Our study shows that some amount of estimation of angle depth by gonioscopy is inaccurate in slit-like and grade 1 angles, whilst estimation of grades 2 and 3 is fairly accurate. These errors result in the wrong classification of open angles as occludable, which is possibly an indication that subjective gonioscopy is not a reliable method to differentiate occludability from nonoccludability. It also results in over- diagnosis of occludable angles.
UBM provides indepth examination into the AC angle structures, anatomical variations & allows for detailed imaging of the ciliary body.3, 4 UBM is also useful in conditions like eyes with corneal edema or corneal opacification where gonioscopic assessment is difficult.
In open-angle glaucoma, UBM can be used to assess the configuration of the peripheral iris, and to evaluate the iris insertion.5 anatomical variation like anterior insertion of the iris or an anteriorly displaced ciliary body also can be detected.
The study done by Narayanswamy et al6 which proved that UBM provides a more quantitative measurements in glaucoma evaluation . UBM was able to measure angle more accurately as compared to gonioscopy. Gonioscopy lead to over diagnosis of occludable angles which might lead to diagnosis of angle closure glaucoma.
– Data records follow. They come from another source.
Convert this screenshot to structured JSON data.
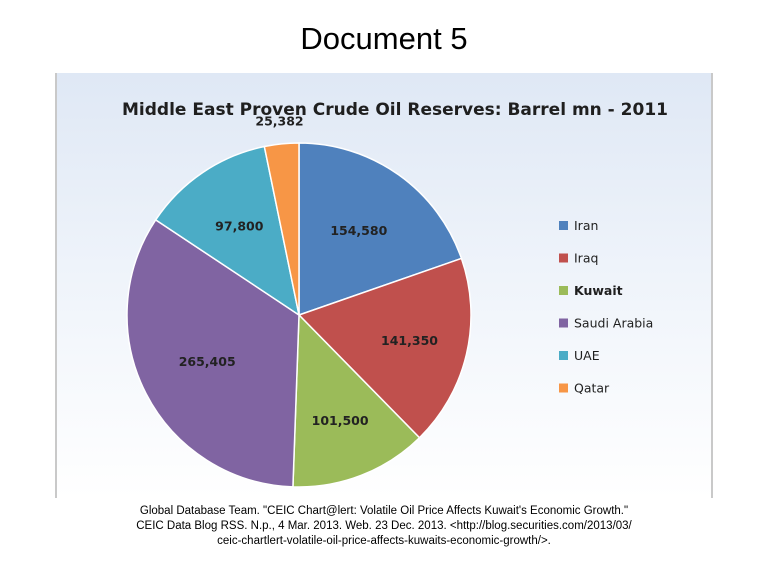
{
  "document": {
    "title": "Document 5"
  },
  "citation": {
    "lines": [
      "Global Database Team. \"CEIC Chart@lert: Volatile Oil Price Affects Kuwait's Economic Growth.\"",
      "CEIC Data Blog RSS. N.p., 4 Mar. 2013. Web. 23 Dec. 2013. <http://blog.securities.com/2013/03/",
      "ceic-chartlert-volatile-oil-price-affects-kuwaits-economic-growth/>."
    ]
  },
  "chart_data": {
    "type": "pie",
    "title": "Middle East Proven Crude Oil Reserves: Barrel mn - 2011",
    "legend_position": "right",
    "start": "12 o'clock, clockwise",
    "slices": [
      {
        "name": "Iran",
        "value": 154580,
        "label": "154,580",
        "color": "#4f81bd"
      },
      {
        "name": "Iraq",
        "value": 141350,
        "label": "141,350",
        "color": "#c0504d"
      },
      {
        "name": "Kuwait",
        "value": 101500,
        "label": "101,500",
        "color": "#9bbb59"
      },
      {
        "name": "Saudi Arabia",
        "value": 265405,
        "label": "265,405",
        "color": "#8064a2"
      },
      {
        "name": "UAE",
        "value": 97800,
        "label": "97,800",
        "color": "#4bacc6"
      },
      {
        "name": "Qatar",
        "value": 25382,
        "label": "25,382",
        "color": "#f79646"
      }
    ]
  }
}
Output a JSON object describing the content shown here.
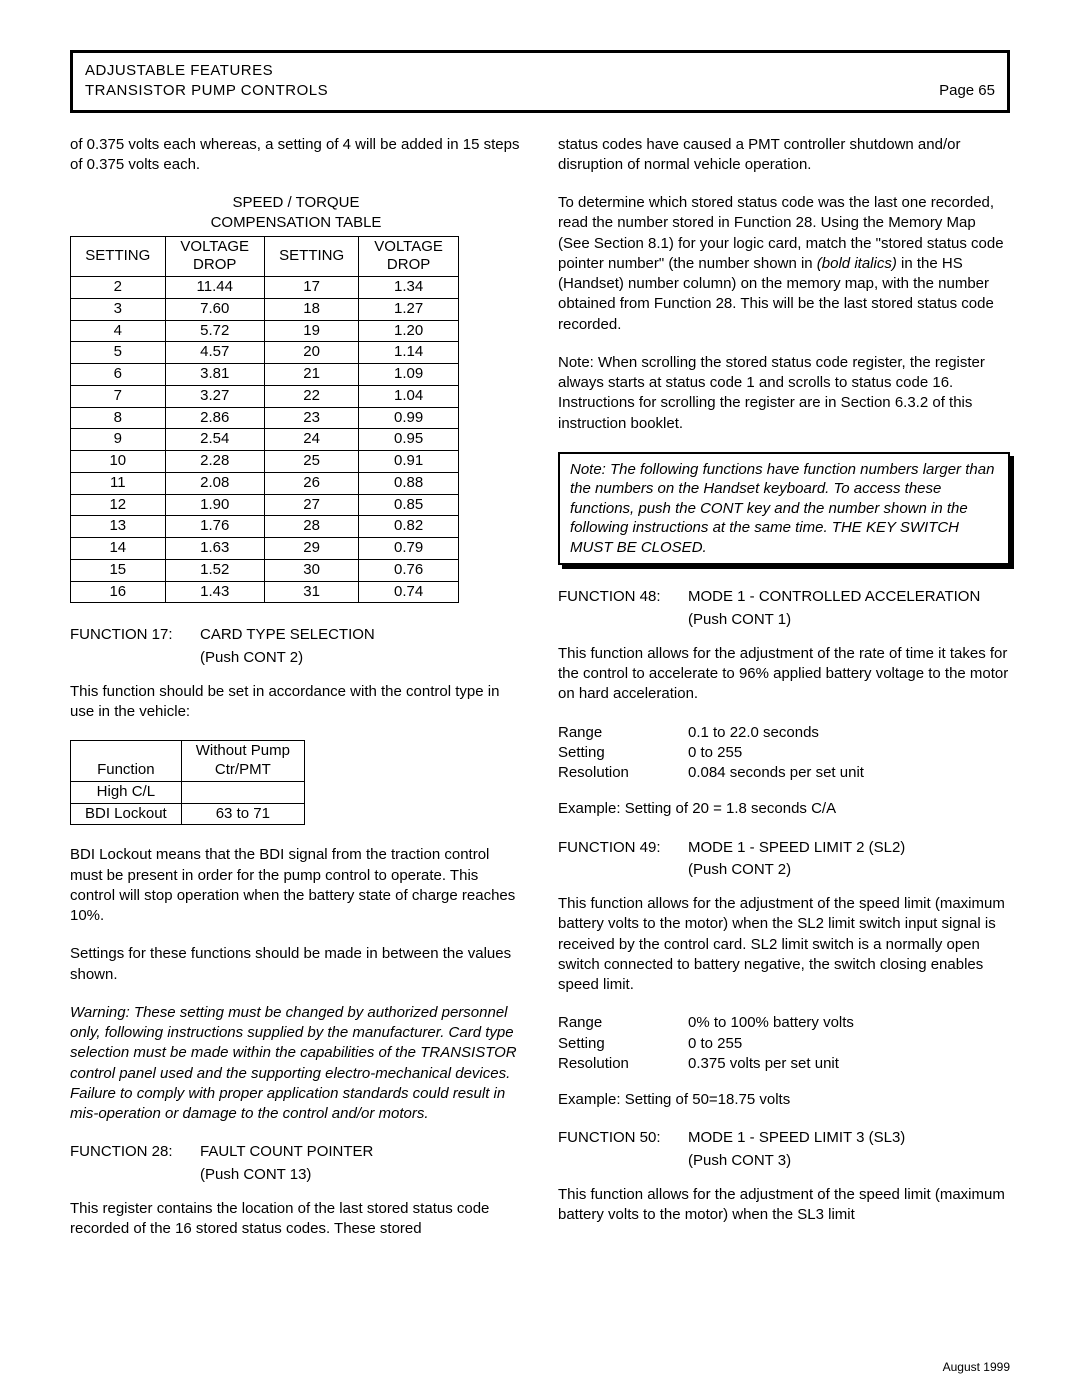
{
  "header": {
    "line1": "ADJUSTABLE FEATURES",
    "line2": "TRANSISTOR PUMP CONTROLS",
    "page": "Page 65"
  },
  "left": {
    "intro": "of 0.375 volts each whereas, a setting of 4 will be added in 15 steps of 0.375 volts each.",
    "compTable": {
      "title1": "SPEED / TORQUE",
      "title2": "COMPENSATION TABLE",
      "headers": [
        "SETTING",
        "VOLTAGE DROP",
        "SETTING",
        "VOLTAGE DROP"
      ],
      "rows": [
        [
          "2",
          "11.44",
          "17",
          "1.34"
        ],
        [
          "3",
          "7.60",
          "18",
          "1.27"
        ],
        [
          "4",
          "5.72",
          "19",
          "1.20"
        ],
        [
          "5",
          "4.57",
          "20",
          "1.14"
        ],
        [
          "6",
          "3.81",
          "21",
          "1.09"
        ],
        [
          "7",
          "3.27",
          "22",
          "1.04"
        ],
        [
          "8",
          "2.86",
          "23",
          "0.99"
        ],
        [
          "9",
          "2.54",
          "24",
          "0.95"
        ],
        [
          "10",
          "2.28",
          "25",
          "0.91"
        ],
        [
          "11",
          "2.08",
          "26",
          "0.88"
        ],
        [
          "12",
          "1.90",
          "27",
          "0.85"
        ],
        [
          "13",
          "1.76",
          "28",
          "0.82"
        ],
        [
          "14",
          "1.63",
          "29",
          "0.79"
        ],
        [
          "15",
          "1.52",
          "30",
          "0.76"
        ],
        [
          "16",
          "1.43",
          "31",
          "0.74"
        ]
      ]
    },
    "f17": {
      "label": "FUNCTION 17:",
      "title": "CARD TYPE SELECTION",
      "push": "(Push CONT 2)",
      "desc": "This function should be set in accordance with the control type in use in the vehicle:"
    },
    "cardTypeTable": {
      "headers": [
        "Function",
        "Without Pump Ctr/PMT"
      ],
      "rows": [
        [
          "High C/L",
          ""
        ],
        [
          "BDI Lockout",
          "63 to 71"
        ]
      ]
    },
    "bdi": "BDI Lockout means that the BDI signal from the traction control must be present in order for the pump control to operate. This control will stop operation when the battery state of charge reaches 10%.",
    "settingsNote": "Settings for these functions should be made in between the values shown.",
    "warning": "Warning: These setting must be changed by authorized personnel only, following instructions supplied by the manufacturer.  Card type selection must be made within the capabilities of the TRANSISTOR control panel used and the supporting electro-mechanical devices.  Failure to comply with proper application standards could result in mis-operation or damage to the control and/or motors.",
    "f28": {
      "label": "FUNCTION 28:",
      "title": "FAULT COUNT POINTER",
      "push": "(Push CONT  13)",
      "desc": "This register contains the location of the last stored status code recorded of the 16 stored status codes.  These stored"
    }
  },
  "right": {
    "p1": "status codes have caused a PMT controller shutdown and/or disruption of normal vehicle operation.",
    "p2a": "To determine which stored status code was the last one recorded, read the number stored in Function 28.  Using the Memory Map (See Section 8.1) for your logic card, match the \"stored status code pointer number\" (the number shown in ",
    "p2b": "(bold italics)",
    "p2c": " in the HS (Handset) number column) on the memory map, with the number obtained from Function 28.  This will be the last stored status code recorded.",
    "p3": "Note: When scrolling the stored status code  register, the register always starts at status code 1 and scrolls to status code 16. Instructions for scrolling the register are in Section 6.3.2 of this instruction booklet.",
    "noteBox": "Note:  The following functions have function numbers larger than the numbers on the Handset keyboard.  To access these functions, push the CONT key and the number shown in the following instructions at the same time. THE KEY SWITCH MUST BE CLOSED.",
    "f48": {
      "label": "FUNCTION 48:",
      "title": "MODE 1 - CONTROLLED ACCELERATION",
      "push": "(Push CONT  1)",
      "desc": "This function allows for the adjustment of the rate of time it takes for the control to accelerate to 96% applied battery voltage to the motor on hard acceleration.",
      "range": "0.1 to 22.0 seconds",
      "setting": "0 to 255",
      "resolution": "0.084 seconds per set unit",
      "example": "Example: Setting of 20 = 1.8 seconds C/A"
    },
    "f49": {
      "label": "FUNCTION 49:",
      "title": "MODE 1 - SPEED LIMIT 2 (SL2)",
      "push": "(Push CONT  2)",
      "desc": "This function allows for the adjustment of the speed limit (maximum battery volts to the motor) when the SL2 limit switch input signal is received by the control card.  SL2 limit switch is a normally open switch connected to battery negative, the switch closing enables speed limit.",
      "range": "0% to 100% battery volts",
      "setting": "0 to 255",
      "resolution": "0.375 volts per set unit",
      "example": "Example: Setting of 50=18.75 volts"
    },
    "f50": {
      "label": "FUNCTION 50:",
      "title": "MODE 1 - SPEED LIMIT 3 (SL3)",
      "push": "(Push CONT 3)",
      "desc": "This function allows for the adjustment of the speed limit (maximum battery volts to the motor) when the SL3 limit"
    },
    "kvLabels": {
      "range": "Range",
      "setting": "Setting",
      "resolution": "Resolution"
    }
  },
  "footerDate": "August 1999"
}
Ultrasound biomicroscopy and more recently anterior segment optical coherence tomography are imaging modalities that can be used to obtain two-dimensional images of the angle and surrounding structures. Ultrasound biomicroscopy has the advantage of being able to illustrate the ciliary body and therefore give clinicians information on nonpupil block mechanisms of primary angle closure7 and also diagnose other abnormalities such as cyclodialysis clefts. With the UBM, examination of the angle structures8 in which iris, ciliary body, and scleral spur details can be identified easily.
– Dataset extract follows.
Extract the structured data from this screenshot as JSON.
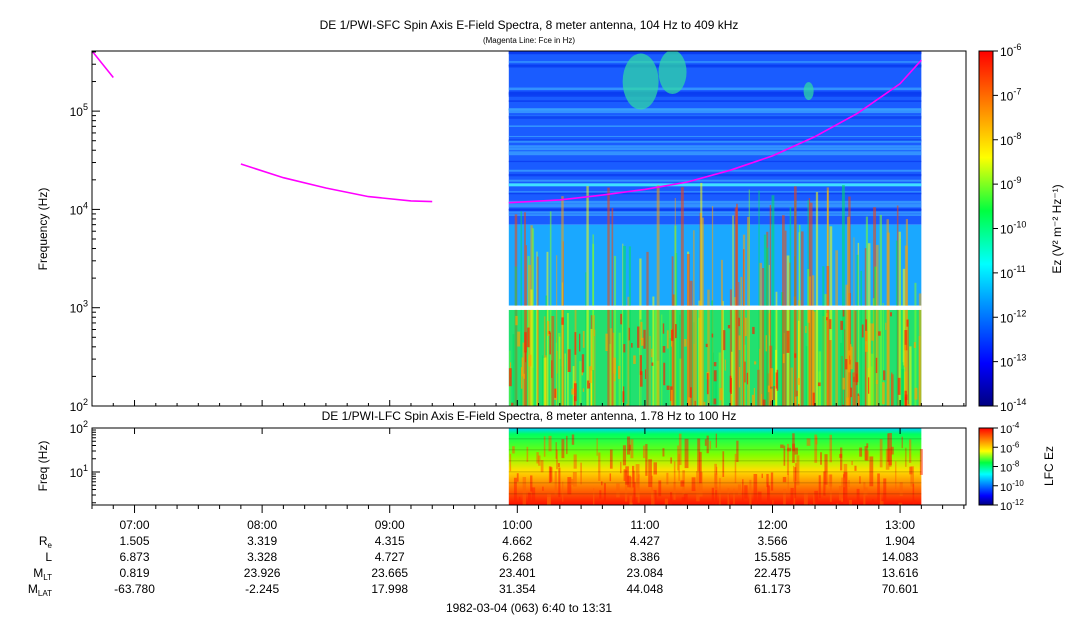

The UBM can be used successfully to measure and evaluation of angle structures in glaucoma with added advantage of ability to visualize ciliary body, pars plana and zonules.
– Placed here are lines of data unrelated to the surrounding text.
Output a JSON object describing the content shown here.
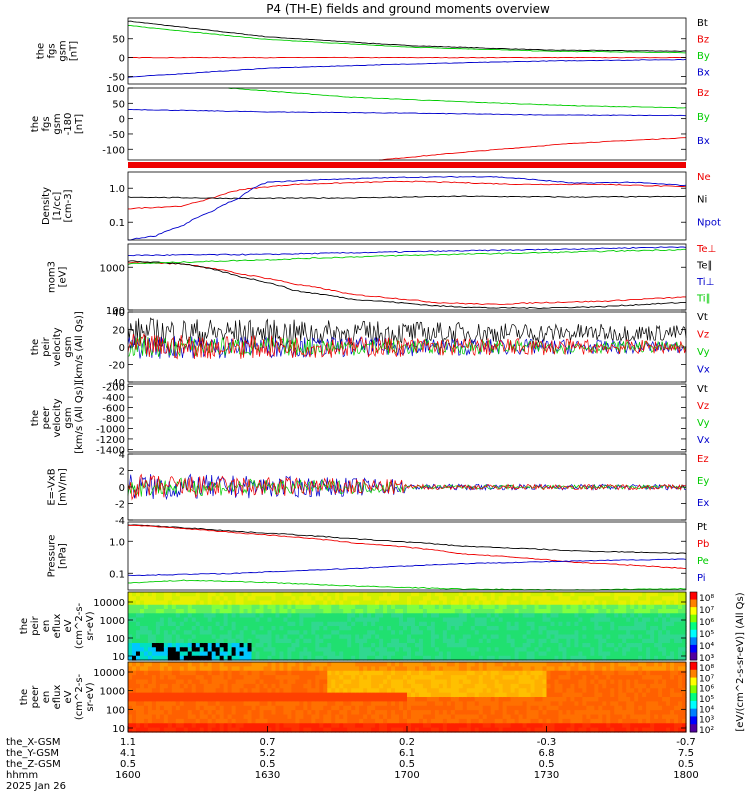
{
  "title": "P4 (TH-E) fields and ground moments overview",
  "chart_data": [
    {
      "type": "line",
      "ylabel": [
        "the",
        "fgs",
        "gsm",
        "[nT]"
      ],
      "yticks": [
        "50",
        "0",
        "-50"
      ],
      "yrange": [
        -70,
        105
      ],
      "legend": [
        {
          "name": "Bt",
          "color": "#000000"
        },
        {
          "name": "Bz",
          "color": "#ee0000"
        },
        {
          "name": "By",
          "color": "#00cc00"
        },
        {
          "name": "Bx",
          "color": "#0000cc"
        }
      ],
      "series": [
        {
          "name": "Bt",
          "color": "#000000",
          "points": [
            [
              0,
              97
            ],
            [
              0.25,
              55
            ],
            [
              0.5,
              32
            ],
            [
              0.75,
              20
            ],
            [
              1,
              17
            ]
          ]
        },
        {
          "name": "Bz",
          "color": "#ee0000",
          "points": [
            [
              0,
              0
            ],
            [
              1,
              0
            ]
          ]
        },
        {
          "name": "By",
          "color": "#00cc00",
          "points": [
            [
              0,
              85
            ],
            [
              0.25,
              48
            ],
            [
              0.5,
              28
            ],
            [
              0.75,
              17
            ],
            [
              1,
              13
            ]
          ]
        },
        {
          "name": "Bx",
          "color": "#0000cc",
          "points": [
            [
              0,
              -52
            ],
            [
              0.25,
              -28
            ],
            [
              0.5,
              -17
            ],
            [
              0.75,
              -9
            ],
            [
              1,
              -5
            ]
          ]
        }
      ]
    },
    {
      "type": "line",
      "ylabel": [
        "the",
        "fgs",
        "gsm",
        "-180",
        "[nT]"
      ],
      "yticks": [
        "100",
        "50",
        "0",
        "-50",
        "-100"
      ],
      "yrange": [
        -135,
        100
      ],
      "legend": [
        {
          "name": "Bz",
          "color": "#ee0000"
        },
        {
          "name": "By",
          "color": "#00cc00"
        },
        {
          "name": "Bx",
          "color": "#0000cc"
        }
      ],
      "series": [
        {
          "name": "Bz",
          "color": "#ee0000",
          "points": [
            [
              0.45,
              -135
            ],
            [
              0.6,
              -110
            ],
            [
              0.8,
              -80
            ],
            [
              1,
              -62
            ]
          ]
        },
        {
          "name": "By",
          "color": "#00cc00",
          "points": [
            [
              0.18,
              100
            ],
            [
              0.4,
              70
            ],
            [
              0.6,
              55
            ],
            [
              0.8,
              42
            ],
            [
              1,
              35
            ]
          ]
        },
        {
          "name": "Bx",
          "color": "#0000cc",
          "points": [
            [
              0,
              30
            ],
            [
              0.25,
              22
            ],
            [
              0.5,
              18
            ],
            [
              0.75,
              12
            ],
            [
              1,
              10
            ]
          ]
        }
      ]
    },
    {
      "type": "line",
      "ylabel": [
        "Density",
        "[1/cc]",
        "[cm-3]"
      ],
      "yticks": [
        "1.0",
        "0.1"
      ],
      "ylog": true,
      "yrange": [
        0.03,
        3
      ],
      "legend": [
        {
          "name": "Ne",
          "color": "#ee0000"
        },
        {
          "name": "Ni",
          "color": "#000000"
        },
        {
          "name": "Npot",
          "color": "#0000cc"
        }
      ],
      "series": [
        {
          "name": "Ne",
          "color": "#ee0000",
          "points": [
            [
              0,
              0.25
            ],
            [
              0.1,
              0.3
            ],
            [
              0.15,
              0.5
            ],
            [
              0.2,
              0.9
            ],
            [
              0.3,
              1.3
            ],
            [
              0.5,
              1.6
            ],
            [
              0.7,
              1.3
            ],
            [
              0.85,
              1.3
            ],
            [
              1,
              1.1
            ]
          ]
        },
        {
          "name": "Ni",
          "color": "#000000",
          "points": [
            [
              0,
              0.55
            ],
            [
              0.2,
              0.5
            ],
            [
              0.4,
              0.52
            ],
            [
              0.6,
              0.58
            ],
            [
              0.8,
              0.55
            ],
            [
              1,
              0.57
            ]
          ]
        },
        {
          "name": "Npot",
          "color": "#0000cc",
          "points": [
            [
              0,
              0.03
            ],
            [
              0.05,
              0.04
            ],
            [
              0.1,
              0.08
            ],
            [
              0.15,
              0.2
            ],
            [
              0.2,
              0.5
            ],
            [
              0.25,
              1.5
            ],
            [
              0.35,
              1.8
            ],
            [
              0.5,
              2.1
            ],
            [
              0.65,
              2.2
            ],
            [
              0.8,
              1.4
            ],
            [
              0.9,
              1.5
            ],
            [
              1,
              1.2
            ]
          ]
        }
      ]
    },
    {
      "type": "line",
      "ylabel": [
        "mom3",
        "[eV]"
      ],
      "yticks": [
        "1000",
        "100"
      ],
      "ylog": true,
      "yrange": [
        100,
        3500
      ],
      "legend": [
        {
          "name": "Te⊥",
          "color": "#ee0000"
        },
        {
          "name": "Te∥",
          "color": "#000000"
        },
        {
          "name": "Ti⊥",
          "color": "#0000cc"
        },
        {
          "name": "Ti∥",
          "color": "#00cc00"
        }
      ],
      "series": [
        {
          "name": "Te⊥",
          "color": "#ee0000",
          "points": [
            [
              0,
              1300
            ],
            [
              0.1,
              1200
            ],
            [
              0.2,
              700
            ],
            [
              0.3,
              400
            ],
            [
              0.4,
              230
            ],
            [
              0.55,
              150
            ],
            [
              0.65,
              135
            ],
            [
              0.75,
              150
            ],
            [
              0.85,
              160
            ],
            [
              1,
              200
            ]
          ]
        },
        {
          "name": "Te∥",
          "color": "#000000",
          "points": [
            [
              0,
              1400
            ],
            [
              0.1,
              1200
            ],
            [
              0.15,
              900
            ],
            [
              0.2,
              600
            ],
            [
              0.3,
              280
            ],
            [
              0.4,
              180
            ],
            [
              0.55,
              125
            ],
            [
              0.65,
              112
            ],
            [
              0.75,
              112
            ],
            [
              0.85,
              120
            ],
            [
              1,
              150
            ]
          ]
        },
        {
          "name": "Ti⊥",
          "color": "#0000cc",
          "points": [
            [
              0,
              1900
            ],
            [
              0.25,
              2000
            ],
            [
              0.5,
              2300
            ],
            [
              0.75,
              2600
            ],
            [
              1,
              3000
            ]
          ]
        },
        {
          "name": "Ti∥",
          "color": "#00cc00",
          "points": [
            [
              0,
              1200
            ],
            [
              0.25,
              1500
            ],
            [
              0.5,
              1900
            ],
            [
              0.75,
              2200
            ],
            [
              1,
              2600
            ]
          ]
        }
      ]
    },
    {
      "type": "line",
      "ylabel": [
        "the",
        "peir",
        "velocity",
        "gsm",
        "[km/s (All Qs)]"
      ],
      "yticks": [
        "40",
        "20",
        "0",
        "-20",
        "-40"
      ],
      "yrange": [
        -40,
        40
      ],
      "legend": [
        {
          "name": "Vt",
          "color": "#000000"
        },
        {
          "name": "Vz",
          "color": "#ee0000"
        },
        {
          "name": "Vy",
          "color": "#00cc00"
        },
        {
          "name": "Vx",
          "color": "#0000cc"
        }
      ],
      "series": []
    },
    {
      "type": "line",
      "ylabel": [
        "the",
        "peer",
        "velocity",
        "gsm",
        "[km/s (All Qs)]"
      ],
      "yticks": [
        "-200",
        "-400",
        "-600",
        "-800",
        "-1000",
        "-1200",
        "-1400"
      ],
      "yrange": [
        -1450,
        -150
      ],
      "legend": [
        {
          "name": "Vt",
          "color": "#000000"
        },
        {
          "name": "Vz",
          "color": "#ee0000"
        },
        {
          "name": "Vy",
          "color": "#00cc00"
        },
        {
          "name": "Vx",
          "color": "#0000cc"
        }
      ],
      "series": []
    },
    {
      "type": "line",
      "ylabel": [
        "E=-VxB",
        "[mV/m]"
      ],
      "yticks": [
        "4",
        "2",
        "0",
        "-2",
        "-4"
      ],
      "yrange": [
        -4,
        4
      ],
      "legend": [
        {
          "name": "Ez",
          "color": "#ee0000"
        },
        {
          "name": "Ey",
          "color": "#00cc00"
        },
        {
          "name": "Ex",
          "color": "#0000cc"
        }
      ],
      "series": []
    },
    {
      "type": "line",
      "ylabel": [
        "Pressure",
        "[nPa]"
      ],
      "yticks": [
        "1.0",
        "0.1"
      ],
      "ylog": true,
      "yrange": [
        0.03,
        4
      ],
      "legend": [
        {
          "name": "Pt",
          "color": "#000000"
        },
        {
          "name": "Pb",
          "color": "#ee0000"
        },
        {
          "name": "Pe",
          "color": "#00cc00"
        },
        {
          "name": "Pi",
          "color": "#0000cc"
        }
      ],
      "series": [
        {
          "name": "Pt",
          "color": "#000000",
          "points": [
            [
              0,
              3.3
            ],
            [
              0.2,
              2.0
            ],
            [
              0.4,
              1.2
            ],
            [
              0.6,
              0.7
            ],
            [
              0.8,
              0.5
            ],
            [
              1,
              0.42
            ]
          ]
        },
        {
          "name": "Pb",
          "color": "#ee0000",
          "points": [
            [
              0,
              3.2
            ],
            [
              0.2,
              1.8
            ],
            [
              0.4,
              0.9
            ],
            [
              0.6,
              0.4
            ],
            [
              0.8,
              0.22
            ],
            [
              1,
              0.14
            ]
          ]
        },
        {
          "name": "Pe",
          "color": "#00cc00",
          "points": [
            [
              0,
              0.05
            ],
            [
              0.1,
              0.06
            ],
            [
              0.2,
              0.055
            ],
            [
              0.4,
              0.04
            ],
            [
              0.6,
              0.032
            ],
            [
              0.8,
              0.03
            ],
            [
              1,
              0.033
            ]
          ]
        },
        {
          "name": "Pi",
          "color": "#0000cc",
          "points": [
            [
              0,
              0.085
            ],
            [
              0.2,
              0.1
            ],
            [
              0.4,
              0.14
            ],
            [
              0.6,
              0.2
            ],
            [
              0.8,
              0.24
            ],
            [
              1,
              0.28
            ]
          ]
        }
      ]
    },
    {
      "type": "heatmap",
      "ylabel": [
        "the",
        "peir",
        "en",
        "eflux",
        "eV",
        "(cm^2-s-",
        "sr-eV)"
      ],
      "yticks": [
        "10000",
        "1000",
        "100",
        "10"
      ],
      "colorbar_ticks": [
        "10⁸",
        "10⁷",
        "10⁶",
        "10⁵",
        "10⁴",
        "10³"
      ]
    },
    {
      "type": "heatmap",
      "ylabel": [
        "the",
        "peer",
        "en",
        "eflux",
        "eV",
        "(cm^2-s-",
        "sr-eV)"
      ],
      "yticks": [
        "10000",
        "1000",
        "100",
        "10"
      ],
      "colorbar_ticks": [
        "10⁸",
        "10⁷",
        "10⁶",
        "10⁵",
        "10⁴",
        "10³",
        "10²"
      ]
    }
  ],
  "colorbar_label": "[eV/(cm^2-s-sr-eV)] (All Qs)",
  "axis_rows": [
    {
      "label": "the_X-GSM",
      "values": [
        "1.1",
        "0.7",
        "0.2",
        "-0.3",
        "-0.7"
      ]
    },
    {
      "label": "the_Y-GSM",
      "values": [
        "4.1",
        "5.2",
        "6.1",
        "6.8",
        "7.5"
      ]
    },
    {
      "label": "the_Z-GSM",
      "values": [
        "0.5",
        "0.5",
        "0.5",
        "0.5",
        "0.5"
      ]
    },
    {
      "label": "hhmm",
      "values": [
        "1600",
        "1630",
        "1700",
        "1730",
        "1800"
      ]
    }
  ],
  "date_label": "2025 Jan 26"
}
Hence, the UBM and gonioscopy both are useful in aid to glaucoma evaluation with few advantages and disadvantages of each tool.
Conclusion
Our study shows that some amount of estimation of angle depth by gonioscopy is inaccurate in slit-like and grade 1 angles, whilst estimation of grades 2 and 3 is fairly accurate. These errors result in the wrong classification of open angles as occludable, which is possibly an indication that gonioscopybeing subjective, is not a reliable method to differentiate occludable angle from nonoccludable angle.
Gonioscopy may be associated with measurement errors like artificially opening the angle or closing due to how the lens is placed on the eye. Reproducibility of gonioscopy has only rarely been studied in small samples of patients, with moderate agreement reported.
UBM can be used to measure the accurate anterior chamber angle in degrees, to assess the configuration of the peripheral iris, and to evaluate the iris insertion in relation to the trabecular meshwork.3 Imaging of the anterior segment structures is possible even in eyes with corneal edema or corneal opacification where gonioscopy is not possible. Iris contour evaluation by UBM9 gives accurate angle width measurement and this explains the misjudgement in goniscopic estimation, especially in the occludable angles, where the contours tend to be more convex.
Ultrasound biomicroscopy has the advantage of being able to illustrate the ciliary body and therefore give clinicians information on nonpupil block mechanisms of primary angle closure and also diagnose other abnormalities such as cyclodialysis clefts. Inspite of this, gonioscopy is helpful to differentiate appositional from synechiael angle closure and extent of preipharal anterior synechiaes. So, we recommend use of UBM for accurate grading of angle in every suspected narrow angle patients by van herick’s method on slit lamp examination.